Bloomberg’s lawsuit, filed in December 2010, requested access to two internal papers drafted for the central bank’s six-member Executive Board. They show how Greece used swaps to hide its borrowings, according to a March 3, 2010, note attached to the papers and obtained by Bloomberg News.

The first document is entitled “The impact on government deficit and debt from off-market swaps: the Greek case.”

The second reviews Titlos Plc, a securitization that allowed National Bank of Greece SA, the country’s biggest lender, to exchange swaps on Greek government debt for funding from the ECB, the Executive Board said in the cover note.

These documents “played a role” in shaping policy and “highlighted there were issues” when the ECB undertook a review of its eligibility criteria for collateral in its funding operations, the ECB lawyer told the court.

The cornerstone of the ECB’s response to the crisis is to give banks as much money as they needed in return for collateral. In October 2010, the ECB changed the rules on the asset-backed securities it accepted and gave itself more discretionary power to reject collateral if necessary.

‘Right to Know’
“The public has a right to know how EU authorities may have allowed Greece to hide its deficit, which helped trigger Europe’s sovereign debt crisis,” said Matthew Winkler, editor- in-chief of Bloomberg News. “Greater transparency results in more accountability, and we seek this information to understand how this debt debacle unfolded in an effort to avoid repeating it.”
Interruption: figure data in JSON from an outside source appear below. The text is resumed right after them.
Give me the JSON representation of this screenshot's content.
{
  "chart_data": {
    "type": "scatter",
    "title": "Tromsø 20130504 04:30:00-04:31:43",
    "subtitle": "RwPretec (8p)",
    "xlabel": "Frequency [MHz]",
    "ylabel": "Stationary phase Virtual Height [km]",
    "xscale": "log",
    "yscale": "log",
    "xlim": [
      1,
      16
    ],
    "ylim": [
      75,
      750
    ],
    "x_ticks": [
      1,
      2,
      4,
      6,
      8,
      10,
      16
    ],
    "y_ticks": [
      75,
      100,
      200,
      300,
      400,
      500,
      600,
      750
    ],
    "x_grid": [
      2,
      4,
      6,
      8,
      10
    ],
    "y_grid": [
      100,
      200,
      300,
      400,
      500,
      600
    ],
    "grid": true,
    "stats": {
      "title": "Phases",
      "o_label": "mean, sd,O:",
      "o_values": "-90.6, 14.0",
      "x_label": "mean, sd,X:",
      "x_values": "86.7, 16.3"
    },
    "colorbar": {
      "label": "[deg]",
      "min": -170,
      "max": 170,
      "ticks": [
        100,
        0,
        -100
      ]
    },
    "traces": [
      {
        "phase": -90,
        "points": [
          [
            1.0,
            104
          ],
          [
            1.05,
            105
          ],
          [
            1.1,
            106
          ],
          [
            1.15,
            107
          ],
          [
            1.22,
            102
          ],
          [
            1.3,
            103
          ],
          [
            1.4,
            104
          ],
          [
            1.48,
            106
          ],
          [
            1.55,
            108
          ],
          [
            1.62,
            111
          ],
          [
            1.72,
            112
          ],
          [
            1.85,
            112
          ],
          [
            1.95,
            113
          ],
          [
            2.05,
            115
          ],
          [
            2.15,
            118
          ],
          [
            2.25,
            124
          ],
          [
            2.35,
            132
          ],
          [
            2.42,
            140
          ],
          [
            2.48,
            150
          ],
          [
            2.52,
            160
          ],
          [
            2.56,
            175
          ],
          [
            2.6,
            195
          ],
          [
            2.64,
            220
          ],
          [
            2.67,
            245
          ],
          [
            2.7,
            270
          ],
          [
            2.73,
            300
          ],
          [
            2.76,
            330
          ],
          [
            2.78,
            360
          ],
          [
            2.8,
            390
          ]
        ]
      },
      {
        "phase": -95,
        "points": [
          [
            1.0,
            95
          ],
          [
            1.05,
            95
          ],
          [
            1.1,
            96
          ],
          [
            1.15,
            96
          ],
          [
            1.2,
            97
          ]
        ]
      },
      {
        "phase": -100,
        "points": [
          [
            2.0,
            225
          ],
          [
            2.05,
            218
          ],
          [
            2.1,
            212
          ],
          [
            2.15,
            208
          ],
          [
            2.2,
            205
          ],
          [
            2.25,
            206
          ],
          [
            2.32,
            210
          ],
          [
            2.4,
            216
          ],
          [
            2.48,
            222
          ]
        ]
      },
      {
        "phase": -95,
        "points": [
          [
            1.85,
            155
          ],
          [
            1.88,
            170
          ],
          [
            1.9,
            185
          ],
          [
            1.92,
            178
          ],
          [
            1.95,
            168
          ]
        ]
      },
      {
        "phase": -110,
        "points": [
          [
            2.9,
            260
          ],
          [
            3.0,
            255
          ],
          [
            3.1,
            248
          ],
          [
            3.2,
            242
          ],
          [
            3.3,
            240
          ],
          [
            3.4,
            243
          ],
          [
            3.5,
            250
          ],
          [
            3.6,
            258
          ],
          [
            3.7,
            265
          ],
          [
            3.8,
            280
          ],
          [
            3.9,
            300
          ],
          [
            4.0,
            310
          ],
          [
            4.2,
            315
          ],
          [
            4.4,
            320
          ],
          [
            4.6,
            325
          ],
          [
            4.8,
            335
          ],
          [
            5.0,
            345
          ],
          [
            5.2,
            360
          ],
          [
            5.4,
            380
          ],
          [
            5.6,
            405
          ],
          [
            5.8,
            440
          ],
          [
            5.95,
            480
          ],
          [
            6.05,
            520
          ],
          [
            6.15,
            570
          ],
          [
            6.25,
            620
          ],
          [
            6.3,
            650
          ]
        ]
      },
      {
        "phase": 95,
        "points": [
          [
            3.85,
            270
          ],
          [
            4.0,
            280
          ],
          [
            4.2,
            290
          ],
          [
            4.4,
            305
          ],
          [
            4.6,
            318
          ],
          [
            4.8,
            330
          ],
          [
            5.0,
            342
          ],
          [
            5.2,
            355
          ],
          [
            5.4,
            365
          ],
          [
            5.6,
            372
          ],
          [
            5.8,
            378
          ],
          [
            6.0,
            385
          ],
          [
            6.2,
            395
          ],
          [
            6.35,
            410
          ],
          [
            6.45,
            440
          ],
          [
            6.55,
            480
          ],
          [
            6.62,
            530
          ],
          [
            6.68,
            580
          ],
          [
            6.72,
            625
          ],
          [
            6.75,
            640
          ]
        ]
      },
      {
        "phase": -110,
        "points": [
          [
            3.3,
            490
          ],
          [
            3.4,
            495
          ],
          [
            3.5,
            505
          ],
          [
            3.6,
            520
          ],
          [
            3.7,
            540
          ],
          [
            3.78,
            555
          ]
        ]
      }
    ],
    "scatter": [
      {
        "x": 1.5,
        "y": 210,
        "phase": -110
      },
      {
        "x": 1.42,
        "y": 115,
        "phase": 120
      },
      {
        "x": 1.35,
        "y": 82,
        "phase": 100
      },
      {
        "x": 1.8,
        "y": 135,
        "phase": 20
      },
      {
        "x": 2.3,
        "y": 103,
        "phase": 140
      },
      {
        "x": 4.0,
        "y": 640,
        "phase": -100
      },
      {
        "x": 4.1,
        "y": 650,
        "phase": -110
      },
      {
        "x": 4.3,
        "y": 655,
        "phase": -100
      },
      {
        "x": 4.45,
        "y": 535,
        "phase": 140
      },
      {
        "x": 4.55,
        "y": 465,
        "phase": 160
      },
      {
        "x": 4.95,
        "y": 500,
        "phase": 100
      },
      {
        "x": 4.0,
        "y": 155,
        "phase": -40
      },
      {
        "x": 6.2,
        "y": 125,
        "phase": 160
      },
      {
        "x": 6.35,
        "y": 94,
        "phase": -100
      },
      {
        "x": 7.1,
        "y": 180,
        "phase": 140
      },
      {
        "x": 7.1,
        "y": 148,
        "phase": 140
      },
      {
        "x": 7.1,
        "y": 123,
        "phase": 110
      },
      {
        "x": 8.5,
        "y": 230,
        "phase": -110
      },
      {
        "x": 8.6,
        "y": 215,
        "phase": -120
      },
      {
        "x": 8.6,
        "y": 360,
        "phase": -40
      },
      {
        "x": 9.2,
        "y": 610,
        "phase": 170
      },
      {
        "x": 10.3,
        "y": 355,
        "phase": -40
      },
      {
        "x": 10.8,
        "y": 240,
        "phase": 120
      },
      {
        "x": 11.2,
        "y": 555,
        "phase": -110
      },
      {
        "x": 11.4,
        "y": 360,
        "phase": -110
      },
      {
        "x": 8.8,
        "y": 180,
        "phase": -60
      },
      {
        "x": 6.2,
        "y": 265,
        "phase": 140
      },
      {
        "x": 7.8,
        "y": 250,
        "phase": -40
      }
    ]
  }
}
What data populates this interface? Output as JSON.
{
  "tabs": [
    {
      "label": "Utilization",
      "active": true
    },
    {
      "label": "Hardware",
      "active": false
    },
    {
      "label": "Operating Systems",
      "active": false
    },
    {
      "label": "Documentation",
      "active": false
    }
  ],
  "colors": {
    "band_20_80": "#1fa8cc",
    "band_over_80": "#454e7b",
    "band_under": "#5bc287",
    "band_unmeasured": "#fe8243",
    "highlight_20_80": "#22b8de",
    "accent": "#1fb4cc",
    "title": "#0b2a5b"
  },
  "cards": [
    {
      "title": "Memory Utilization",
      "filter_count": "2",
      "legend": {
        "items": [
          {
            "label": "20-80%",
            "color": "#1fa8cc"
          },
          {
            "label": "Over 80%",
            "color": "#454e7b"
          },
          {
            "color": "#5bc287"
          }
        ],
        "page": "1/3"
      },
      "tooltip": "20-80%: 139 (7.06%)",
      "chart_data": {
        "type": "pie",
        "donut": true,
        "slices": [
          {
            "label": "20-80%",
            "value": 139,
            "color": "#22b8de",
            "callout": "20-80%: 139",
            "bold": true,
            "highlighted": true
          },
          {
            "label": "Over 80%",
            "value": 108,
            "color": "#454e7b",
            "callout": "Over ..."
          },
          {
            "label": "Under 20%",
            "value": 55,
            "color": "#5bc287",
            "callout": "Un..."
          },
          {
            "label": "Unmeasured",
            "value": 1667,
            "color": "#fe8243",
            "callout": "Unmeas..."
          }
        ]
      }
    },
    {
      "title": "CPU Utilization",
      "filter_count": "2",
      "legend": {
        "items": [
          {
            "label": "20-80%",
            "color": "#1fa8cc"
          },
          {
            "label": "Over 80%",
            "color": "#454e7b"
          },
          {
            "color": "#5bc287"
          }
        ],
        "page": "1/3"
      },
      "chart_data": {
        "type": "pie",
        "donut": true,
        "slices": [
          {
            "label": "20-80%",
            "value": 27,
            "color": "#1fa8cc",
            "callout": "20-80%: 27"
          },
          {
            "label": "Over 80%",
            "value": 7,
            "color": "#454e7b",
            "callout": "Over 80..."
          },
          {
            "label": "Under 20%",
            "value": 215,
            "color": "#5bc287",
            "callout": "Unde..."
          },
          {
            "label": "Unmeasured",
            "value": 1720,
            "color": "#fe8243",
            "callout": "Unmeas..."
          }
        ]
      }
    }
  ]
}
The Greek government didn’t originally disclose the swaps, designed to help it comply with the deficit and debt rules it agreed to meet when it joined the euro in 2001. The swaps allowed the country to increase borrowings by 5.3 billion euros, Eurostat, the EU’s statistics agency, said in November 2010.

In April 2009 -- seven months before the Greek crisis erupted -- ECB officials spotted “a swap operation in unusual terms,” according to the March 2010 document.

Additional Powers
Repeated revisions of Greece’s budget figures after George Papandreou ousted Kostas Karamanlis as Prime Minister in October 2009, spurred a surge in the country’s borrowing costs, eventually forcing the nation to seek aid from the EU and the International Monetary Fund. In 2010, Eurostat gained additional powers allowing it to audit countries’ financial data.

In the largest derivative transaction disclosed so far, Greece borrowed 2.8 billion euros from Goldman Sachs Group Inc. in 2001 through a derivative that swapped dollar- and yen- denominated debt issued by the nation for euros using a historical exchange rate, a move that generated an implied reduction in total borrowings.

“The Greek authorities had never informed Eurostat about this complex issue, and no opinion on the accounting treatment had been requested,” Eurostat, the Luxembourg-based statistics agency, said in a statement. The watchdog had only “general” discussions with financial institutions over its debt and deficit guidelines when the swap was executed in 2001.

“It is possible that Goldman Sachs asked us for general clarifications,” Eurostat said, declining to elaborate further.

Spokesmen for Goldman Sachs in London couldn’t immediately comment after the hearing.